PSICOFAGIA IX – 19 jun 2023
Quando minhalma a tua toda então devoro
E quando a tua a minha, em troca, me consomes,
Não sobra nada de mim que não me tomes,
Não resta nada de ti que eu não adoro.
O próprio âmago de tua alma assim defloro
E o pleno seio de meu peito assim me comes,
Não sobra nada de mim que tu não domes
E parte alguma de ti existe que eu deploro.

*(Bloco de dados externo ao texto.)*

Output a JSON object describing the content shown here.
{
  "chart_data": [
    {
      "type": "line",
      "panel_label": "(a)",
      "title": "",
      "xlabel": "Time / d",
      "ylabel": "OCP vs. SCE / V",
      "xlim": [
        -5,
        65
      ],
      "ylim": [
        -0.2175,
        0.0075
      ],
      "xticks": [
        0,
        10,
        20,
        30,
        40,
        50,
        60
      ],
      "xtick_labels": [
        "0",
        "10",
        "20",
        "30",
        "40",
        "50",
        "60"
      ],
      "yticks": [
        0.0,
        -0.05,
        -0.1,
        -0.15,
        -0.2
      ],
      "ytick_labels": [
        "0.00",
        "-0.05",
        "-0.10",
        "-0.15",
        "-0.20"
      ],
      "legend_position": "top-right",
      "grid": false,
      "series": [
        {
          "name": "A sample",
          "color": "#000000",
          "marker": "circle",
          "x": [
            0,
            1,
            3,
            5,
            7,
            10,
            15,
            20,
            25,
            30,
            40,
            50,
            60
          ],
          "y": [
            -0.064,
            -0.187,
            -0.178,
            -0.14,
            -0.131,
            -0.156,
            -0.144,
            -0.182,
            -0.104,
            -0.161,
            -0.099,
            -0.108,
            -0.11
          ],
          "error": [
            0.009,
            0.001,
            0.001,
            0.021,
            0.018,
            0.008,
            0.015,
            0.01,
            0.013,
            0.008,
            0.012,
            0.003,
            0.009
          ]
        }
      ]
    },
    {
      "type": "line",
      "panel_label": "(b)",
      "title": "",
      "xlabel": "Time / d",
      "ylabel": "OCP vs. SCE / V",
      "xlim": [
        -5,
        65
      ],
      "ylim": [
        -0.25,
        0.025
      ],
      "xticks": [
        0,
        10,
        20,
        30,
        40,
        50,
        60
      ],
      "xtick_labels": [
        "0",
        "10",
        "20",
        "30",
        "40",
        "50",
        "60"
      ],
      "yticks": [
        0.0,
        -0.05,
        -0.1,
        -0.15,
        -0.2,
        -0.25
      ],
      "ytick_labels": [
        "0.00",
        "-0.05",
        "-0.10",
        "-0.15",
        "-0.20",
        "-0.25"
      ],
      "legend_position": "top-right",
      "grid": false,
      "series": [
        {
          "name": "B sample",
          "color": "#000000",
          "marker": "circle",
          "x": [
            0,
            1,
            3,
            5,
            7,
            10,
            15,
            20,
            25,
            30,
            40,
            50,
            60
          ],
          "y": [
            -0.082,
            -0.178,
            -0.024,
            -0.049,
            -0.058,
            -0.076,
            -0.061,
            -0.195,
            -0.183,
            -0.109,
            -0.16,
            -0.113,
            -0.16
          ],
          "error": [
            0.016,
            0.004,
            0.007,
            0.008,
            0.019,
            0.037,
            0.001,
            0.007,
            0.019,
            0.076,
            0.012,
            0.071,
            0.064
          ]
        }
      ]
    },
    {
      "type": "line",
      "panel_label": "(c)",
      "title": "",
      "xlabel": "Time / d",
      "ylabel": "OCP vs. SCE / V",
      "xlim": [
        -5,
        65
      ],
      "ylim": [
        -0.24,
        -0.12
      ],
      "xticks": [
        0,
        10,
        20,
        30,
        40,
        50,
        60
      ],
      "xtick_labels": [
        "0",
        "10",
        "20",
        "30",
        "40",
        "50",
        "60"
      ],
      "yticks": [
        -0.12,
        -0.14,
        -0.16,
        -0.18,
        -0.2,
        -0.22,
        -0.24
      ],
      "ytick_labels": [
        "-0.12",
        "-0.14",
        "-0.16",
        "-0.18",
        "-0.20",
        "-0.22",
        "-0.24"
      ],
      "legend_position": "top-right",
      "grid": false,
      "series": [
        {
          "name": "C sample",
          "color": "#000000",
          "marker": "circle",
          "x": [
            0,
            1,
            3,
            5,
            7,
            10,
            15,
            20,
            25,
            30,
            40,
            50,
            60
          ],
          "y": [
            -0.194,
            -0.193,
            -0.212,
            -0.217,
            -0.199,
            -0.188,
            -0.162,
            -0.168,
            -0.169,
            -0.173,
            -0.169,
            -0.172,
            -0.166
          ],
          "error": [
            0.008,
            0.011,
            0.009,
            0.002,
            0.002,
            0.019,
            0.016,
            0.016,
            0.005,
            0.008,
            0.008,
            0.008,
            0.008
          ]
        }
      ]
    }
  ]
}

Sinto-me um só contigo nesse beijo,
Em que as bocas não se tocam na verdade,
Em que todo o meu egoísmo então aleijo,
Ao te possuir na mais plena castidade,
Que aos dois pertence a magia desse ensejo,
Que nada dura, mas dura em eternidade.
PSICOFAGIA X
É o que mais quero, esse canibalismo,
Com suas nuances de sutil autofagia,
Alma na alma, total assim psicofagia,
Mente na mente, em duplo solipsismo.
Na comunhão irreal de nosso autismo,
Entranhado cada qual em quanto cria,
Na subjacente inspeção o que jazia
Na mescla mais generosa desse egoísmo.
Quando tiro de ti tudo o que posso,
Em que tiras de mim o quanto tenho
E quanto mais eu tenho, mais te dou,
Que o amor ideal é o mais profundo poço,
Tudo se entrega no maior vigor ferrenho
E estás em mim igual que em ti estou.
PSICOFAGIA XI
Pois foi isso que propuz e te assustei,
Com minha fome inútil te espantei,
Por tanta ânsia só mais te afugentei:
Dei-te minhalma, mas nada seguraste.
Foi bem menos sutil o que buscaste,
Foi para algo material que te lançaste
E nesse meu martírio nada achaste,
Senão a imensidão que te prostrei.
Contudo, o grande amor que tu querias
Não era amor da alma, mas menor,
Antes querias para a vida um companheiro
E eu contentei-me com o que me oferecias,
Por mais que ansiasse por esse amor maior,
Que a alma consome em sonho derradeiro.
PSICOFAGIA XII
O tempo passa e assim devora o material,
Que todo amor terreno é amor mortal
E não perdura para a vida inteira,
A demonstrar-se enfim coisa banal...
Uma amizade fica, em derradeira
Cobrança mútua da jóia seresteira,
Que era vidro, afinal, e não cristal,
Embora os dois trilhassem a mesma esteira.
Mas aonde foi meu sonho cintilante,
De alma contra a alma, em visão louca,
Que eu julgaria para sempre perdurar?
Ficou-me só a substância do inconstante,
Essa sereia formosa -- e de voz rouca,
Com quem convivo, mas não pode me afogar.